Background: (Hsp90) 90KDa heat shock proteins are molecular chaperone involved in process of cellular oncogenesis, hence its marked importance as a therapeutic target. An inhibitor of Hsp90 chaperone activity is the geldanamycin, a thready compound that has the power to bind to the binding of ATP in the N-terminal of Hsp90 domain site, however this reported in clinical trials hepatotoxic damage, which I pitting to its disuse. On the other hand, taking advantage that the geldanamycin joins successfully Hsp90, efforts have focused on the search for similar that they have the same or better effect and both exhibited lower effects than its predecessor, as it has been the case with the similar 17-AAG and 17-DMAG. Methods: In order to know the chemical factors influencing the growth or decay of the biological activity of such compounds have been evaluated different computational techniques such as docking and 3DQSAR, however it has not been considered in a quantitative way what happens within the active site represented in terms of interaction energy, as it has been evaluated in this work.
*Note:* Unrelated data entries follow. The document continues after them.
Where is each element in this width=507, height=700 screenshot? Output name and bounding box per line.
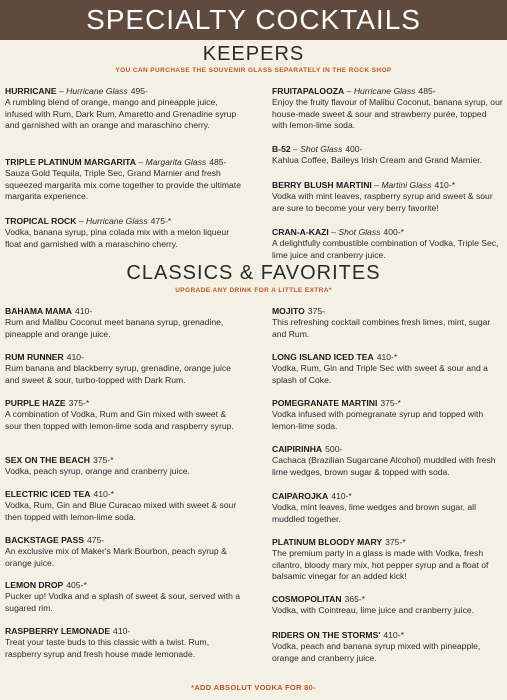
glass-type: Shot Glass	[300, 144, 343, 154]
menu-item	[272, 444, 504, 478]
drink-price: 475-*	[150, 216, 172, 226]
classics-title: CLASSICS & FAVORITES	[126, 262, 381, 284]
menu-item	[5, 352, 245, 386]
drink-description: This refreshing cocktail combines fresh limes, mint, sugar and Rum.	[272, 317, 491, 339]
drink-name: COSMOPOLITAN	[272, 594, 342, 604]
drink-description: Vodka, peach syrup, orange and cranberry juice.	[5, 466, 190, 477]
menu-item	[5, 455, 245, 478]
drink-description: Vodka, with Cointreau, lime juice and cranberry juice.	[272, 605, 475, 616]
menu-item: CRAN-A-KAZI – Shot Glass 400-* A delightfully combustible combination of Vodka, Triple Sec, lime juice and cranberry juice.	[272, 227, 504, 261]
drink-name: PLATINUM BLOODY MARY	[272, 537, 383, 547]
keepers-title: KEEPERS	[202, 43, 305, 65]
glass-type: Hurricane Glass	[353, 86, 416, 96]
drink-name: RUM RUNNER	[5, 352, 64, 362]
drink-name: TROPICAL ROCK	[5, 216, 77, 226]
drink-description: Rum banana and blackberry syrup, grenadine, orange juice and sweet & sour, turbo-topped with Dark Rum.	[5, 363, 231, 385]
menu-item	[272, 630, 504, 664]
menu-item: FRUITAPALOOZA – Hurricane Glass 485- Enjoy the fruity flavour of Malibu Coconut, banana syrup, our house-made sweet & sour and strawberry purée, topped with lemon-lime soda.	[272, 86, 503, 131]
drink-price: 410-*	[383, 630, 404, 640]
menu-item	[5, 535, 245, 569]
drink-price: 485-	[209, 157, 227, 167]
drink-price: 400-*	[383, 227, 404, 237]
menu-item	[5, 489, 245, 523]
menu-item: TROPICAL ROCK – Hurricane Glass 475-* Vodka, banana syrup, pina colada mix with a melon liqueur float and garnished with a maraschino cherry.	[5, 216, 245, 250]
drink-description: Cachaca (Brazilian Sugarcane Alcohol) muddled with fresh lime wedges, brown sugar & topped with soda.	[272, 455, 496, 477]
drink-price: 485-	[418, 86, 436, 96]
drink-name: BACKSTAGE PASS	[5, 535, 84, 545]
drink-name: TRIPLE PLATINUM MARGARITA	[5, 157, 136, 167]
drink-description: Pucker up! Vodka and a splash of sweet & sour, served with a sugared rim.	[5, 591, 241, 613]
menu-item: TRIPLE PLATINUM MARGARITA – Margarita Glass 485- Sauza Gold Tequila, Triple Sec, Grand Marnier and fresh squeezed margarita mix come together to provide the ultimate margarita experience.	[5, 157, 245, 203]
page-title: SPECIALTY COCKTAILS	[86, 4, 421, 35]
drink-price: 410-	[75, 306, 93, 316]
drink-price: 375-*	[385, 537, 406, 547]
menu-item	[272, 306, 504, 340]
drink-name: PURPLE HAZE	[5, 398, 66, 408]
keepers-subtitle: YOU CAN PURCHASE THE SOUVENIR GLASS SEPARATELY IN THE ROCK SHOP	[115, 67, 392, 74]
drink-name: LONG ISLAND ICED TEA	[272, 352, 374, 362]
drink-description: A rumbling blend of orange, mango and pineapple juice, infused with Rum, Dark Rum, Amaretto and Grenadine syrup and garnished with an orange and maraschino cherry.	[5, 97, 237, 131]
drink-price: 375-*	[68, 398, 90, 408]
glass-type: Shot Glass	[338, 227, 381, 237]
drink-description: Vodka with mint leaves, raspberry syrup and sweet & sour are sure to become your very berry favorite!	[272, 191, 493, 213]
glass-type: Hurricane Glass	[86, 216, 148, 226]
drink-name: RASPBERRY LEMONADE	[5, 626, 111, 636]
menu-item	[272, 398, 504, 432]
drink-description: Sauza Gold Tequila, Triple Sec, Grand Marnier and fresh squeezed margarita mix come together to provide the ultimate margarita experience.	[5, 168, 241, 202]
drink-name: POMEGRANATE MARTINI	[272, 398, 378, 408]
drink-price: 365-*	[344, 594, 366, 604]
drink-name: BAHAMA MAMA	[5, 306, 72, 316]
drink-name: CAIPAROJKA	[272, 491, 329, 501]
drink-description: A combination of Vodka, Rum and Gin mixed with sweet & sour then topped with lemon-lime soda and raspberry syrup.	[5, 409, 234, 431]
drink-name: CAIPIRINHA	[272, 444, 323, 454]
drink-description: Kahlua Coffee, Baileys Irish Cream and Grand Marnier.	[272, 155, 483, 166]
drink-price: 475-	[86, 535, 105, 545]
drink-price: 400-	[345, 144, 363, 154]
drink-name: RIDERS ON THE STORMS'	[272, 630, 381, 640]
menu-item: HURRICANE – Hurricane Glass 495- A rumbling blend of orange, mango and pineapple juice, infused with Rum, Dark Rum, Amaretto and Grenadine syrup and garnished with an orange and maraschino cherry.	[5, 86, 245, 132]
drink-price: 410-*	[331, 491, 352, 501]
menu-item: BERRY BLUSH MARTINI – Martini Glass 410-* Vodka with mint leaves, raspberry syrup and sweet & sour are sure to become your very berry favorite!	[272, 180, 504, 214]
drink-price: 410-*	[434, 180, 456, 190]
menu-item	[5, 306, 245, 340]
drink-description: Vodka, Rum, Gin and Triple Sec with sweet & sour and a splash of Coke.	[272, 363, 488, 385]
drink-price: 375-*	[93, 455, 114, 465]
drink-name: LEMON DROP	[5, 580, 64, 590]
drink-price: 405-*	[66, 580, 87, 590]
classics-subtitle: UPGRADE ANY DRINK FOR A LITTLE EXTRA*	[175, 287, 332, 294]
drink-description: A delightfully combustible combination of Vodka, Triple Sec, lime juice and cranberry juice.	[272, 238, 499, 260]
drink-price: 375-*	[380, 398, 401, 408]
menu-item	[272, 352, 504, 386]
glass-type: Martini Glass	[381, 180, 432, 190]
drink-description: Vodka, mint leaves, lime wedges and brown sugar, all muddled together.	[272, 502, 476, 524]
drink-price: 495-	[130, 86, 148, 96]
menu-item	[272, 537, 504, 583]
menu-item	[5, 398, 245, 432]
menu-item: B-52 – Shot Glass 400- Kahlua Coffee, Baileys Irish Cream and Grand Marnier.	[272, 144, 504, 167]
drink-description: Enjoy the fruity flavour of Malibu Coconut, banana syrup, our house-made sweet & sour and strawberry purée, topped with lemon-lime soda.	[272, 97, 503, 131]
drink-price: 410-	[113, 626, 131, 636]
drink-price: 410-	[66, 352, 84, 362]
drink-name: FRUITAPALOOZA	[272, 86, 345, 96]
drink-price: 410-*	[376, 352, 398, 362]
drink-name: MOJITO	[272, 306, 305, 316]
drink-name: B-52	[272, 144, 291, 154]
drink-description: Treat your taste buds to this classic with a twist. Rum, raspberry syrup and fresh house made lemonade.	[5, 637, 210, 659]
drink-description: Vodka, banana syrup, pina colada mix with a melon liqueur float and garnished with a maraschino cherry.	[5, 227, 230, 249]
drink-description: Vodka, Rum, Gin and Blue Curacao mixed with sweet & sour then topped with lemon-lime soda.	[5, 500, 237, 522]
drink-description: Vodka, peach and banana syrup mixed with pineapple, orange and cranberry juice.	[272, 641, 481, 663]
drink-description: An exclusive mix of Maker's Mark Bourbon, peach syrup & orange juice.	[5, 546, 227, 568]
glass-type: Margarita Glass	[145, 157, 207, 167]
page-title-banner	[0, 0, 507, 40]
drink-price: 410-*	[93, 489, 115, 499]
drink-description: Rum and Malibu Coconut meet banana syrup, grenadine, pineapple and orange juice.	[5, 317, 224, 339]
drink-description: Vodka infused with pomegranate syrup and topped with lemon-lime soda.	[272, 409, 484, 431]
footer-note: *ADD ABSOLUT VODKA FOR 80-	[191, 683, 316, 692]
drink-price: 375-	[307, 306, 325, 316]
drink-description: The premium party in a glass is made with Vodka, fresh cilantro, bloody mary mix, hot pepper syrup and a float of balsamic vinegar for an added kick!	[272, 548, 489, 582]
drink-name: ELECTRIC ICED TEA	[5, 489, 91, 499]
drink-name: CRAN-A-KAZI	[272, 227, 329, 237]
menu-item	[5, 626, 245, 660]
drink-name: SEX ON THE BEACH	[5, 455, 90, 465]
drink-name: HURRICANE	[5, 86, 57, 96]
menu-item	[272, 594, 504, 617]
menu-item	[272, 491, 504, 525]
glass-type: Hurricane Glass	[66, 86, 128, 96]
drink-name: BERRY BLUSH MARTINI	[272, 180, 372, 190]
drink-price: 500-	[325, 444, 343, 454]
menu-item	[5, 580, 245, 614]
Results: To evaluate interaction energies found that the Lys58 is essential for the union of the analogs to the active site of Hsp90, and that the activity of these will depend on if these have on the C-11 position of the macrocycle a group of small and at the same time attractor of electrons, as it is reflected with the series C-11 hydroxy and methoxy C-11. Conclusion: Theses outcomes were supported with Quantum Similarity and reactivity indices using the Density Funtional Theory in order to understand the non-covalent stabilization in the active site for theses compounds.